Bogota : un triple féminicide révèle les failles criantes d'un système

L'horreur a frappé bogota. Entre le 20 et le 24 mars 2026, Deisy Granados, Karen Juliana et Chantal Daniela Penagos ont été assassinées, un triple féminicide qui met en lumière, avec une brutalité implacable, la fragilité de la protection des victimes de violence domestique. L'histoire, révélée par le père des deux jeunes femmes, Eisson Ferney Penagos, est une litanie d'erreurs et d'inactions institutionnelles.

Un père impuissant face à un système aveugle

Ferney Penagos, ex-compagnon de Deisy Granados, a découvert, avec un effroi indicible, l'ampleur des défaillances. Deux plaintes pour violence intrafamiliale et menaces, déposées par Deisy entre 2024 et 2025 contre son compagnon, Cristian Camilo Valencia, étaient restées sans suite concrète. “Je n'en avais aucune connaissance. On m'a résumé le dossier,” a-t-il déclaré, témoignant de l'isolement dans lequel il s'est retrouvé.

Le document officiel révèle que la plainte de 2025 mentionnait des menaces directes envers les filles en cas de séparation.

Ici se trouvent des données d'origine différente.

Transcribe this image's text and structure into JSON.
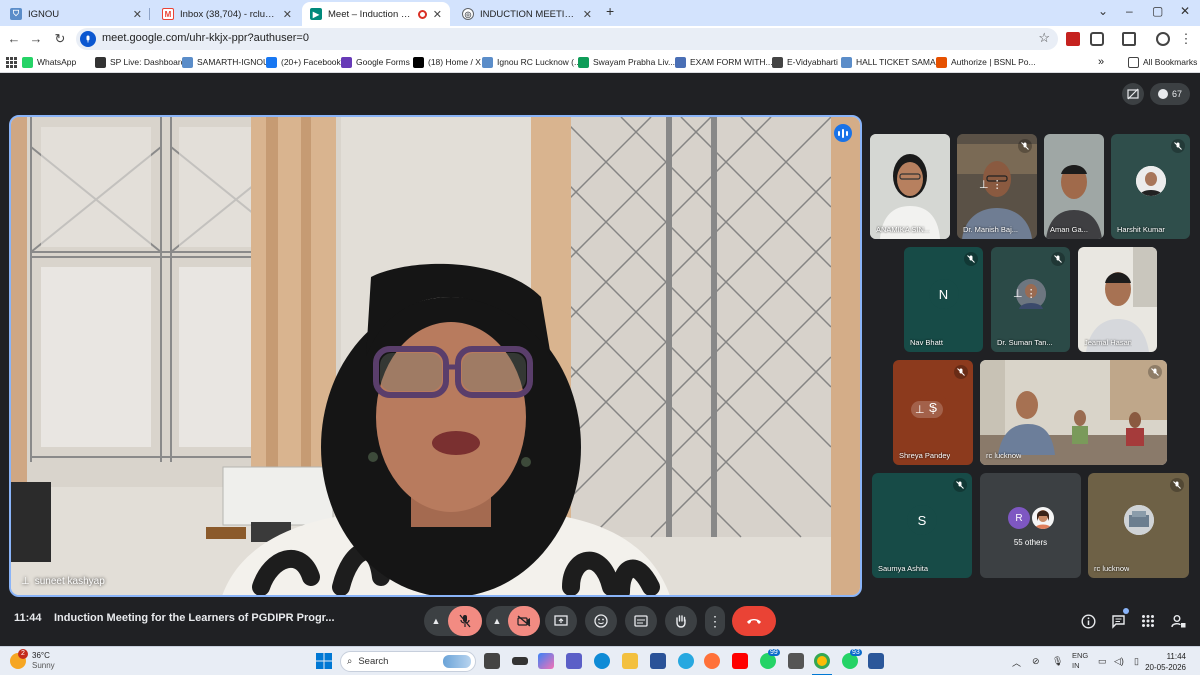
{
  "browser": {
    "tabs": [
      {
        "title": "IGNOU",
        "icon": "ignou-favicon",
        "color": "#5b8dc9"
      },
      {
        "title": "Inbox (38,704) - rclucknow@ign",
        "icon": "gmail-icon",
        "color": "#ea4335"
      },
      {
        "title": "Meet – Induction Meeting f",
        "icon": "meet-icon",
        "color": "#00897b",
        "recording": true
      },
      {
        "title": "INDUCTION MEETING - PGDIPR",
        "icon": "globe-icon",
        "color": "#5f6368"
      }
    ],
    "new_tab": "+",
    "window_controls": {
      "minimize": "–",
      "maximize": "▢",
      "close": "✕",
      "dropdown": "⌄"
    },
    "url": "meet.google.com/uhr-kkjx-ppr?authuser=0",
    "bookmarks": [
      {
        "label": "WhatsApp",
        "icon": "whatsapp-icon",
        "color": "#25d366"
      },
      {
        "label": "SP Live: Dashboard",
        "icon": "sp-icon",
        "color": "#333333"
      },
      {
        "label": "SAMARTH-IGNOU",
        "icon": "samarth-icon",
        "color": "#5b8dc9"
      },
      {
        "label": "(20+) Facebook",
        "icon": "facebook-icon",
        "color": "#1877f2"
      },
      {
        "label": "Google Forms",
        "icon": "forms-icon",
        "color": "#673ab7"
      },
      {
        "label": "(18) Home / X",
        "icon": "x-icon",
        "color": "#000000"
      },
      {
        "label": "Ignou RC Lucknow (...",
        "icon": "ignou-favicon",
        "color": "#5b8dc9"
      },
      {
        "label": "Swayam Prabha Liv...",
        "icon": "swayam-icon",
        "color": "#0f9d58"
      },
      {
        "label": "EXAM FORM WITH...",
        "icon": "exam-icon",
        "color": "#4a6fb5"
      },
      {
        "label": "E-Vidyabharti",
        "icon": "evidya-icon",
        "color": "#444444"
      },
      {
        "label": "HALL TICKET SAMA...",
        "icon": "hallticket-icon",
        "color": "#5b8dc9"
      },
      {
        "label": "Authorize | BSNL Po...",
        "icon": "bsnl-icon",
        "color": "#e65100"
      }
    ],
    "more_bookmarks": "»",
    "all_bookmarks": "All Bookmarks"
  },
  "meet": {
    "participant_count": "67",
    "main_speaker": "suneet kashyap",
    "tiles": [
      {
        "name": "ANAMIKA SIN...",
        "type": "video",
        "muted": false
      },
      {
        "name": "Dr. Manish Baj...",
        "type": "video",
        "muted": true
      },
      {
        "name": "Aman Ga...",
        "type": "video",
        "muted": false
      },
      {
        "name": "Harshit Kumar",
        "type": "avatar",
        "muted": true
      },
      {
        "name": "Nav Bhatt",
        "type": "letter",
        "letter": "N",
        "muted": true
      },
      {
        "name": "Dr. Suman Tan...",
        "type": "avatar",
        "muted": true
      },
      {
        "name": "Jeamal Hasan",
        "type": "video",
        "muted": false
      },
      {
        "name": "Shreya Pandey",
        "type": "letter",
        "letter": "S",
        "muted": true
      },
      {
        "name": "rc lucknow",
        "type": "video",
        "muted": true
      },
      {
        "name": "Saumya Ashita",
        "type": "letter",
        "letter": "S",
        "muted": true
      },
      {
        "name": "55 others",
        "type": "others",
        "letter": "R",
        "muted": false
      },
      {
        "name": "rc lucknow",
        "type": "video",
        "muted": true
      }
    ],
    "time": "11:44",
    "title": "Induction Meeting for the Learners of PGDIPR Progr...",
    "notification_badge": ""
  },
  "taskbar": {
    "weather_temp": "36°C",
    "weather_desc": "Sunny",
    "weather_badge": "2",
    "search_placeholder": "Search",
    "lang1": "ENG",
    "lang2": "IN",
    "time": "11:44",
    "date": "20-05-2026",
    "badge_a": "99",
    "badge_b": "93"
  },
  "colors": {
    "accent": "#8ab4f8",
    "end_call": "#ea4335",
    "muted_red": "#f28b82"
  }
}
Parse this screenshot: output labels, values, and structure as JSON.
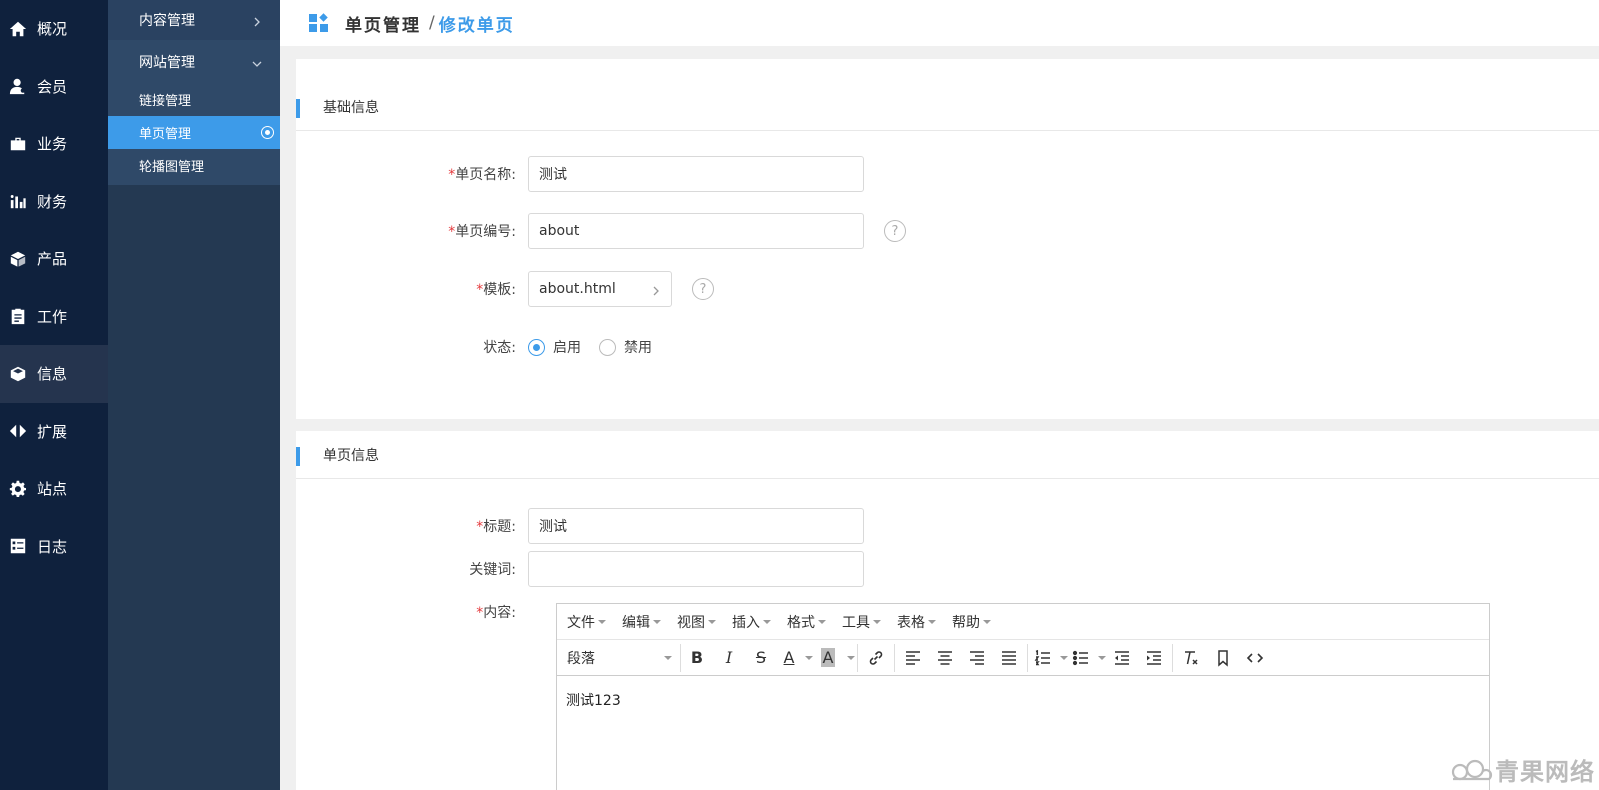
{
  "nav": {
    "items": [
      {
        "label": "概况",
        "icon": "home-icon"
      },
      {
        "label": "会员",
        "icon": "user-icon"
      },
      {
        "label": "业务",
        "icon": "briefcase-icon"
      },
      {
        "label": "财务",
        "icon": "bar-chart-icon"
      },
      {
        "label": "产品",
        "icon": "box-icon"
      },
      {
        "label": "工作",
        "icon": "clipboard-icon"
      },
      {
        "label": "信息",
        "icon": "cube-icon"
      },
      {
        "label": "扩展",
        "icon": "expand-icon"
      },
      {
        "label": "站点",
        "icon": "gear-icon"
      },
      {
        "label": "日志",
        "icon": "log-icon"
      }
    ],
    "active_index": 6
  },
  "subnav": {
    "group1": "内容管理",
    "group2": "网站管理",
    "items": [
      "链接管理",
      "单页管理",
      "轮播图管理"
    ],
    "active_index": 1
  },
  "header": {
    "title": "单页管理",
    "separator": "/",
    "subtitle": "修改单页"
  },
  "basic": {
    "section_title": "基础信息",
    "name_label": "单页名称:",
    "name_value": "测试",
    "code_label": "单页编号:",
    "code_value": "about",
    "template_label": "模板:",
    "template_value": "about.html",
    "status_label": "状态:",
    "status_enabled": "启用",
    "status_disabled": "禁用",
    "help_symbol": "?"
  },
  "page_info": {
    "section_title": "单页信息",
    "title_label": "标题:",
    "title_value": "测试",
    "keywords_label": "关键词:",
    "keywords_value": "",
    "content_label": "内容:"
  },
  "editor": {
    "menus": [
      "文件",
      "编辑",
      "视图",
      "插入",
      "格式",
      "工具",
      "表格",
      "帮助"
    ],
    "block_format": "段落",
    "bold": "B",
    "italic": "I",
    "strike": "S",
    "font_color": "A",
    "bg_color": "A",
    "content": "测试123"
  },
  "watermark": "青果网络",
  "required_mark": "*",
  "colors": {
    "nav_bg": "#0f213d",
    "subnav_bg": "#243952",
    "accent": "#3d9be9",
    "required": "#e4393c"
  }
}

Pourtant, aucune notification n'a été envoyée à Ferney ni à sa famille, aucune intervention de bien-être familial n'a été mise en place. Un oubli, une négligence, une défaillance systémique aux conséquences fatales.

“Ils ne m'ont pas appelé, ils ne m'ont pas impliqué… Jamais,” s'insurge Ferney, pointant du doigt un protocole qui semble se limiter à une simple formalité administrative : “Les personnes qui travaillent dans ces institutions semblent accomplir leur tâche uniquement pour respecter un horaire, pour recevoir, classer et archiver.”

Deux ans de violence ignorée

Deux ans de violence ignorée

L'analyse du psychologue judiciaire Roberto Sicard est glaçante : Valencia est un “anéaisseur familial”, un individu cherchant le contrôle absolu sur sa famille par la violence extrême. Il ne s'agit pas d'un acte impulsif, mais de la culmination d'une violence soutenue pendant au moins deux ans. La constance des plaintes, en 2024 et 2025, n'a déclenché aucune alerte, aucun signal de détresse.

Sicard souligne que le profil de Valencia ne présentait aucun signe de déséquilibre mental apparent : “C'était une personne que tout le monde percevait comme contrôlée, comme stable.” Pourtant, pendant 72 heures après le meurtre, il est resté dans la maison avec les corps, se montrant même capable d'aller faire des courses pour acheter des cigarettes, sans la moindre émotion apparente. “Trois jours pour que cet homme médite sur sa conduite, trois jours enfermé à réfléchir comment continuer à contrôler la situation,” explique Sicard.

L'absence de communication, le secret imposé par Deisy Granados à ses filles, contribuent également à expliquer cette tragédie. “Elles ne m'ont jamais rien dit à propos de cet homme,” confie Ferney, ajoutant que les disputes étaient présentées comme des “querelles normales”.

Une demande de justice et de compassion

Une demande de justice et de compassion

Ferney Penagos lance un appel vibrant aux législateurs : “Quand vous ferez une loi, ne la considérez pas comme une simple tâche administrative… Faites-la avec le cœur brisé, comme des endeuillés.” Il dénonce le manque de traçabilité des plaintes, l’impression que “on les reçoit, et elles restent classées, archivées”.

Sicard, quant à lui, met en garde contre le “narcissisme malin”, un profil psychologique qui se forge au fil du temps, et qui se manifeste par une difficulté relationnelle et une soif de contrôle, souvent traduite par l'utilisation d'armes blanches. “Les femmes ne sont la propriété de personne, elles sont libres. Si vous êtes confrontées à la moindre forme de violence, prenez des décisions et éloignez-vous de ces individus.”

Le triple féminicide de bogota est une tragédie évitable, une tragédie qui crie l'urgence d'une réforme profonde du système de protection des victimes de violence domestique. La parole des victimes, l'écoute des familles, la vigilance des institutions : autant d'éléments essentiels pour prévenir de telles horreurs à l'avenir. Le silence, lui, est devenu un complice de la mort.